Esta Beatriz que nos habla nos hace leer la leyenda grabada en la frente de las de abajo; nos hace entender lo oscuro de las relaciones de posesión y dominio de algunos hombres, el dolor y el yugo de las madres y por las madres, la conciencia de ser mujer, el miedo, el complejo, la soberbia, la superación, la liberación y el necesario ajuste de cuentas. ¿Por qué es importante para mí —es decir, para ti— el sentimiento de orfandad que parece sentir la protagonista de la novela al oír por primera vez en un aula universitaria hablar de Foucault y escribir en los apuntes “¡Fucó!”? Es importante porque soy yo —es decir, eres tú— en tantas inseguridades heredadas. Es la marca. La marca de la hija que escucha a Camela para que la quiera su madre y que en el fondo sabe de qué se ríen los otros cuando se ríen de Camela. La marca de quien no se atreve a reivindicarse ante el abuso dañino y necio de los pusilánimes, esos seres absurdos que se creen importantes por tener mitad del cuarto de poder como quien tiene mitad del cuarto de jamón de cebo envuelto en un papel de estraza. La marca del gusto estético marcado por la tienda del pueblo o del barrio y que no es más que el gusto de la periferia adquirido en mercados que nunca tuvieron escaleras automáticas ni simulacros. La marca del rubor en las mejillas ante la pregunta sobre aquel grupo de rock inglés que anunciaba un atribulado «no lo conozco» con luces de emergencia en la garganta. La marca de huérfanas, es decir, de hijas sin padres poderosos, que nos pone en desigualdad en el diabólico engranaje de las carreras universitarias y nos hace vulnerables ante el abuso de poder de algunos de sus miembros (y confieso que el término aquí no es casual). Siempre hay que trabajar más para qué. La marca de la herencia —porque «la cultura de agachar la cabeza se hereda»—, hasta que descubrimos que en el codicilo testamentario nos legaron a partes iguales culpa, humillación y soberbia. Y en esta novela la soberbia se presenta plena y autorreferencial como un puñetazo directo a la memoria, a la vergüenza, al complejo del clasismo, a las promesas no cumplidas, al sometimiento de las relaciones de poder. Y bajo todo ello, como escombros, una ruina que Collado levanta con la palabra dicha.

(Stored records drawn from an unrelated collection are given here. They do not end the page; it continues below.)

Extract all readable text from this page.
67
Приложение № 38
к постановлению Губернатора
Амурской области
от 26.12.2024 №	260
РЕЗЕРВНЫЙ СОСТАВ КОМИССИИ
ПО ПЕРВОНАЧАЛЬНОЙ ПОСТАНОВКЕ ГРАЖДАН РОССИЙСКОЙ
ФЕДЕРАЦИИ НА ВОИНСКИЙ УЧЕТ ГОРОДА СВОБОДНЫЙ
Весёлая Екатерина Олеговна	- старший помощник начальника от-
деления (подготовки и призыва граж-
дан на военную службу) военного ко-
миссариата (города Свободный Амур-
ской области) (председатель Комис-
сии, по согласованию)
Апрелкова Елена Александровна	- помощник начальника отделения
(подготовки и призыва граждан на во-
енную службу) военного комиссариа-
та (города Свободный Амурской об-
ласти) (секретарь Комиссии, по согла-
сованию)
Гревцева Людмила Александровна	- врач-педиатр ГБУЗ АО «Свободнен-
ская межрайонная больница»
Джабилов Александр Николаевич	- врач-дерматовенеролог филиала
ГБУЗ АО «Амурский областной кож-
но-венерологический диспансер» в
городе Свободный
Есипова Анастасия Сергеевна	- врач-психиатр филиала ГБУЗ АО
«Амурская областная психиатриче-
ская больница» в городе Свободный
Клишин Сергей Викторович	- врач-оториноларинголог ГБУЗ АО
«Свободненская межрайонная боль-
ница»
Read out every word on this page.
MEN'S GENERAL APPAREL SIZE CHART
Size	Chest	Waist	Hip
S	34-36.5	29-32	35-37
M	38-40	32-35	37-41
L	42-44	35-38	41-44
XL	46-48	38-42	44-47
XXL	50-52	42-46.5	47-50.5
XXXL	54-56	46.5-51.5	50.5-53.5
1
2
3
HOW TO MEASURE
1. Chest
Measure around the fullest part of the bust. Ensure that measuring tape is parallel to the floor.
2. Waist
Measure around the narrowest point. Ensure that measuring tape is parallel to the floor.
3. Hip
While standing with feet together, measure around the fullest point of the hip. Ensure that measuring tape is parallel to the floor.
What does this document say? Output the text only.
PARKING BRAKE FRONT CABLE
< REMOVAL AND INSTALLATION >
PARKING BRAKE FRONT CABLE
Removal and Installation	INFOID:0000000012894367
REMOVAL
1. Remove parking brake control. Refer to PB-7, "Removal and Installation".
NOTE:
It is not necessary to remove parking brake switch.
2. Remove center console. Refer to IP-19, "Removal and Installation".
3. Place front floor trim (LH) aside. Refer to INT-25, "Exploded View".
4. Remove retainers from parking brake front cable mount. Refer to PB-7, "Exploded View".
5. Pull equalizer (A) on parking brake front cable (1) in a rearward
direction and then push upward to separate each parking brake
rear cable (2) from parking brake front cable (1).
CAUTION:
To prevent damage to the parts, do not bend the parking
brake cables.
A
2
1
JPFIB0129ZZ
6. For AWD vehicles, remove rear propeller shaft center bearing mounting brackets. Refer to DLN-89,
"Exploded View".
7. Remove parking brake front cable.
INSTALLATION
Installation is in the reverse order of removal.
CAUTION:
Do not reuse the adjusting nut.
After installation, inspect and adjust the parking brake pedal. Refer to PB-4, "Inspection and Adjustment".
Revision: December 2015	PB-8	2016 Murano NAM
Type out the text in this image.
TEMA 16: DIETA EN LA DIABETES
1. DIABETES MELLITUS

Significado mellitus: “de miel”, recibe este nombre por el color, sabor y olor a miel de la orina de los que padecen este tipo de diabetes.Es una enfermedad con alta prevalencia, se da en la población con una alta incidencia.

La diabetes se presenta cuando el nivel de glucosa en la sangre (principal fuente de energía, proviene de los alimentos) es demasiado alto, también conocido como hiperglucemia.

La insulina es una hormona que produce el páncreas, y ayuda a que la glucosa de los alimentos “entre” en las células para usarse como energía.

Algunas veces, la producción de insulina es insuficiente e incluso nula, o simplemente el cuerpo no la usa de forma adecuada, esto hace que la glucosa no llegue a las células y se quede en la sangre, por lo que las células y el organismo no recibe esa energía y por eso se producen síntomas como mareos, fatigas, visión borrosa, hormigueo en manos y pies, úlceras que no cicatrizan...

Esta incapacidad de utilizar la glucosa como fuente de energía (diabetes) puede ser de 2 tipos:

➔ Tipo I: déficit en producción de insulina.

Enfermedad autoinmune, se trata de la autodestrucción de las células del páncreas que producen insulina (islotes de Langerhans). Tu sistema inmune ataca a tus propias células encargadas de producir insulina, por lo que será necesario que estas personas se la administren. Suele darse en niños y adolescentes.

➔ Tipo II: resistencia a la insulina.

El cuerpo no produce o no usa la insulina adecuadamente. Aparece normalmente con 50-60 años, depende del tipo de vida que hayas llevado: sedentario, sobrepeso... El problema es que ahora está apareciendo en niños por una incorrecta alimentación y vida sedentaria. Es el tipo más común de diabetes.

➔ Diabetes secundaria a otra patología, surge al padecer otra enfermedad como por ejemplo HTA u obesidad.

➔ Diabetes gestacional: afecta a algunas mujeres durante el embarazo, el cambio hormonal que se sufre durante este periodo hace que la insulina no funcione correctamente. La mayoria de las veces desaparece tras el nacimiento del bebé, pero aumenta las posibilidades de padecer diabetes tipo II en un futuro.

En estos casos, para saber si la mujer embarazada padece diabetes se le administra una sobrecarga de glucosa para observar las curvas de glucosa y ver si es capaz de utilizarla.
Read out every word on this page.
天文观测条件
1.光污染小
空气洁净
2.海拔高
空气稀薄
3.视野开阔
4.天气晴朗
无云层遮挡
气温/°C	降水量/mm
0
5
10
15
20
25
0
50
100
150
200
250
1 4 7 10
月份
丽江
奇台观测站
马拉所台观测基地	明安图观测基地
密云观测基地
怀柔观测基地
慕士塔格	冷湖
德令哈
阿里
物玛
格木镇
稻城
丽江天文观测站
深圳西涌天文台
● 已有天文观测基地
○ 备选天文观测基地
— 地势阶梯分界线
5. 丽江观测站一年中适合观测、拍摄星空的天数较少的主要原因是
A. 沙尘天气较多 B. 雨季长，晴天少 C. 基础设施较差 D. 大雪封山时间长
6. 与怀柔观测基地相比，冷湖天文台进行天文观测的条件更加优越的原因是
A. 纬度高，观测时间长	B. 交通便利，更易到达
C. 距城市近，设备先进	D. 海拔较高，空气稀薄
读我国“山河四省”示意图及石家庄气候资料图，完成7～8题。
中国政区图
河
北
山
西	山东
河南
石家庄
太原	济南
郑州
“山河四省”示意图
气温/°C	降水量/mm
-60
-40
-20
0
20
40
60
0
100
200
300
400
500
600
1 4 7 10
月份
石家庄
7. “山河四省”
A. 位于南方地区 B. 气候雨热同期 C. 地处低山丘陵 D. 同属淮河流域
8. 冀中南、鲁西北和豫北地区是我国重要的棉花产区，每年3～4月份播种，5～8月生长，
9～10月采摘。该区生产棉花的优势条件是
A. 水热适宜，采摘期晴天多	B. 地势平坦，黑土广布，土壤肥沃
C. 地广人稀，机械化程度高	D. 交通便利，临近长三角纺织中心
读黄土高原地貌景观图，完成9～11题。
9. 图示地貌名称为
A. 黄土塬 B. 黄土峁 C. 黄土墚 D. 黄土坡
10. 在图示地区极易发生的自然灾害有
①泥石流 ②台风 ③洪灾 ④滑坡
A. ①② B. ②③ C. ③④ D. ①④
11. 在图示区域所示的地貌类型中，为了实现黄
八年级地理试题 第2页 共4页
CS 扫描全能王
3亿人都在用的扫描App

Magnífico ejercicio este que surge de no temer narrar el daño particular por temor a no ser creída. Porque el daño individual es universal, único en su casuística y general en el fondo que lo soporta. Aquí encontramos la vida íntima y cotidiana de una mujer contemporánea, de una hija criada en la periferia del poder cultural, de una muestra provinciana que se sube a un ascensor social que se para siempre en el primer piso. La sensación siempre oculta y aquí desvelada de que por mucho que se suba siempre se está lejos de los otros. Los otros —las otras— son los que no llevan la marca del hierro sino la de 24kt. Nosotras somos yeguas exhaustas en una sociedad opresora que no nos permite descansar ni un solo día. Hijas de otras yeguas extenuadas que trabajaron como mulas. Hijas como esta escritora con la conciencia de clase lo suficientemente intacta para escribir la vida de las de abajo desde una altura considerable. Y yo no puedo dejar de darle las gracias a Bibiana Collado por poner ojos delante de lo invisible. ¡Brava!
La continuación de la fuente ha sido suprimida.